I'm just curious if this would work. The first products I looked at are trivial. I just want to know if more can be said about this one:
$$f(x)=\prod_{n=1}^\infty\dfrac{1}{1+\large\frac{(-1)^n}{nx}}$$
Does this now converge?
Asked
Active
Viewed 184 times
2
-
2Please try it yourself. What do you thing SE is? A place where you can freely give other people questions that you have not thought about? Please dont. – CBenni Jan 14 '13 at 16:35
-
2It's a valuable learning experience. I'm not afraid to ask stupid questions. – user54358 Jan 14 '13 at 16:49
-
1Its not about bad questions. Please keep in mind other people take their own time to answer this.
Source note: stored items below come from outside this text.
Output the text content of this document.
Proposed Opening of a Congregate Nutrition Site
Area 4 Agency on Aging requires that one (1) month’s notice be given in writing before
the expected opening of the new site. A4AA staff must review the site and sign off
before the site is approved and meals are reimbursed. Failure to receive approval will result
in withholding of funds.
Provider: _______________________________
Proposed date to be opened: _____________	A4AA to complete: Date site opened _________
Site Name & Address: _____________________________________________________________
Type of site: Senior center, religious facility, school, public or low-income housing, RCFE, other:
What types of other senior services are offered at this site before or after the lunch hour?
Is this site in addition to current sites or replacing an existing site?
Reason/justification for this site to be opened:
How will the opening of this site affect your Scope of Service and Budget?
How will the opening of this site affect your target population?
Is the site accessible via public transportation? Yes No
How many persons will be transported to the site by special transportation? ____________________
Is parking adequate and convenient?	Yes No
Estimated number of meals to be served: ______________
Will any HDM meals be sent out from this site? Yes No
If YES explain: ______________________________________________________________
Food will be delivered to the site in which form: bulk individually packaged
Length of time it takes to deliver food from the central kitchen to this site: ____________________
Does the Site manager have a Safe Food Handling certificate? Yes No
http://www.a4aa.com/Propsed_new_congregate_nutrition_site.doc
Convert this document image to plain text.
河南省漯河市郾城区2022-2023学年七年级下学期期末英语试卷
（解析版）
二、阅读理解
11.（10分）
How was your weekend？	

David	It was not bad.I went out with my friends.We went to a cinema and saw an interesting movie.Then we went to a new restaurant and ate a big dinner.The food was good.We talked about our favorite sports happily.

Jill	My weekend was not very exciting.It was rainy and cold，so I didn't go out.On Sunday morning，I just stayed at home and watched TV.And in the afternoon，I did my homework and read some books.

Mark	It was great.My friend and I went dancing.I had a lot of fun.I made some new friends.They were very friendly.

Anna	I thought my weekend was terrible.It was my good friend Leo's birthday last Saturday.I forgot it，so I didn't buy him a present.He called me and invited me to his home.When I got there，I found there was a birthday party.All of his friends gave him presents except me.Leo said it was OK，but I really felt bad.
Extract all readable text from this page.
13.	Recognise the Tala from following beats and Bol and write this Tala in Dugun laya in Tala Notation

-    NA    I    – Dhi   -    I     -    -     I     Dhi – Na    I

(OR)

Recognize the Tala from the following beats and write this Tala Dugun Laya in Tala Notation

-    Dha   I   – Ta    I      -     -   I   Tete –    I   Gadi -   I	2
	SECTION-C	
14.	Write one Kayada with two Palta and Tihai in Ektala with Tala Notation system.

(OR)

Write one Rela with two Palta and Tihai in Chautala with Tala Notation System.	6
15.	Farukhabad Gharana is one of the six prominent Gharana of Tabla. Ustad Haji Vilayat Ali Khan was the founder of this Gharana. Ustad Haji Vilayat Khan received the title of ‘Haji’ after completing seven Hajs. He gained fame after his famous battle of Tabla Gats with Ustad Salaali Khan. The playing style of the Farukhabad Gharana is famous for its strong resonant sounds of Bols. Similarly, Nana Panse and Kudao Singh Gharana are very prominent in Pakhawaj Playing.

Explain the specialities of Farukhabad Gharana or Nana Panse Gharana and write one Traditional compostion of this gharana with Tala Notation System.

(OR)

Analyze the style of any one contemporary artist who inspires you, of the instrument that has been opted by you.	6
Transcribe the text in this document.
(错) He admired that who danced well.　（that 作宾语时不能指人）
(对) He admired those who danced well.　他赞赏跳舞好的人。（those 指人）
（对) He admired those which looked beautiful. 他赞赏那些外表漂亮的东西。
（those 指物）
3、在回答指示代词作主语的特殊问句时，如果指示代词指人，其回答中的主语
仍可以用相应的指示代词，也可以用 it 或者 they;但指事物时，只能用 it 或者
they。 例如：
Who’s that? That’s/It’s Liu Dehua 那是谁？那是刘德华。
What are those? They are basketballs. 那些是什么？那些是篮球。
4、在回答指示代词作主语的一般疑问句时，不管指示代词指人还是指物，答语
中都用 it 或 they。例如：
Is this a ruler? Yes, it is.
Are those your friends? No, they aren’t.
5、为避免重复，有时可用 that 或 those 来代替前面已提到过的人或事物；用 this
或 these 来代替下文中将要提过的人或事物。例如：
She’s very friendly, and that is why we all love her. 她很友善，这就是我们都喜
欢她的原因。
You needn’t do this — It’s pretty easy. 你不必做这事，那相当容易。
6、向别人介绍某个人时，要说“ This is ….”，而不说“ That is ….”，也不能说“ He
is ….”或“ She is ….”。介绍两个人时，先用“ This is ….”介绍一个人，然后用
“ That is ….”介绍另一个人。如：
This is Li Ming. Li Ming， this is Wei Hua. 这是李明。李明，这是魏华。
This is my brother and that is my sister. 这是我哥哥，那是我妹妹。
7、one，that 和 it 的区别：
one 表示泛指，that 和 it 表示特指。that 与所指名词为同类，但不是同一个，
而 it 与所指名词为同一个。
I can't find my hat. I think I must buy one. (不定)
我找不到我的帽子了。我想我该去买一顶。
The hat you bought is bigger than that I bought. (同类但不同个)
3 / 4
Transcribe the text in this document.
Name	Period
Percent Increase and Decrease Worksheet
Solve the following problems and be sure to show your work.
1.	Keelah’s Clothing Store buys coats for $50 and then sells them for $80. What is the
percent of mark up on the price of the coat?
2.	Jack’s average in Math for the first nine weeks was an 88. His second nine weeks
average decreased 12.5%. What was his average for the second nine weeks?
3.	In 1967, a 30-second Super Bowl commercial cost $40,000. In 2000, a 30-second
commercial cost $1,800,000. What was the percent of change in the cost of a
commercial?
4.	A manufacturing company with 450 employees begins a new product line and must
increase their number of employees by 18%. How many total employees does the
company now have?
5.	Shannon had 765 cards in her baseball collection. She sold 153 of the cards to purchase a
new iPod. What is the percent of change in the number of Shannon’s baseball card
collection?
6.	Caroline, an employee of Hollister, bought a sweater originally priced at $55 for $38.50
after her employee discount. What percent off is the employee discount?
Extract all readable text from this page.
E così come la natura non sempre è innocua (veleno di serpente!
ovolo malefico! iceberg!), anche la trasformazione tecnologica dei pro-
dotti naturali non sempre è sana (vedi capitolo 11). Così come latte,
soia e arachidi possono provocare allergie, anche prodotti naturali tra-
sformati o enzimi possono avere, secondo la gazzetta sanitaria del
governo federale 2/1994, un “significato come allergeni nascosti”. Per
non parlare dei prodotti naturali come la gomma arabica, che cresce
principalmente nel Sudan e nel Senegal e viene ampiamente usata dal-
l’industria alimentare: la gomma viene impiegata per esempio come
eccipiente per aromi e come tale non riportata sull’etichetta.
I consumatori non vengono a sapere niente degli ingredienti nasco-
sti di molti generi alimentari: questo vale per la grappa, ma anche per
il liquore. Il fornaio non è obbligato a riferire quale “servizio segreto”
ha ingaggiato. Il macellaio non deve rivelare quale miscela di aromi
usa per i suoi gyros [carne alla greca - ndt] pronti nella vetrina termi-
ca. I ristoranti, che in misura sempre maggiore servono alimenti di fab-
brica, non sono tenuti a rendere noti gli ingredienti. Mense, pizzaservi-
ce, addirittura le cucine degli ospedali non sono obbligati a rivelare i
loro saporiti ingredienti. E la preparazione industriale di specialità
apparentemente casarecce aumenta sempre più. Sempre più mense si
Maybe put some thought into it yourself. – CBenni Jan 14 '13 at 17:16
-
1The most important thing is to never stop asking questions. I don't understand why you sir are telling me to do the exact opposite! – user54358 Jan 14 '13 at 17:22
-
1I think what CBenni is saying is that you should tell us what you tried. Do you know any criterion for a product to converge? Have you tried to apply it? What difficulties did you encounter? Etc. – jathd Jan 14 '13 at 18:13
-
1Your question is not "stupid", but your attitude is. The purpose of MSE is to provide guide to users who already tried something to get the answer. Is good to never stop asking questions, but please, first ask to yourself. – Matemáticos Chibchas Jan 14 '13 at 18:26
-
Checked the "faqs" and "about". And what you're saying about the purpose of MSE is false. I think the question is answerable and I am curious about any explanation. Enough said. Anyway, I tried looking for a bound $\prod(1+a_n)$ because then convergence of $\sum a_n$ would imply convergence. – user54358 Jan 14 '13 at 18:54
-
@user54358 OK, now please share with us your thoughts about the convergence of the series $\sum a_n$, feel free to edit your original post to include this. – Matemáticos Chibchas Jan 15 '13 at 01:44
1 Answers
1
So I just looked at convergence of the reciprocal.
$g(x)=\prod_{n=1}^\infty\left(1+\frac{(-1)^n}{nx}\right)$
Convergence of $g$ is equivalent to convergence of the sum
$\sum_{n=1}^\infty\frac{(-1)^n}{nx} = -\frac{1}{x}\sum_{n=1}^\infty\frac{(-1)^{n-1}}{n} = -\frac{ln2}{x}$
The last sum is the alternating harmonic series. Ok I don't know if this is correct. Because the sum is not defined for $x=0$ but the original product is undefined for $x=\frac{1}{n}$ where $n$ is odd.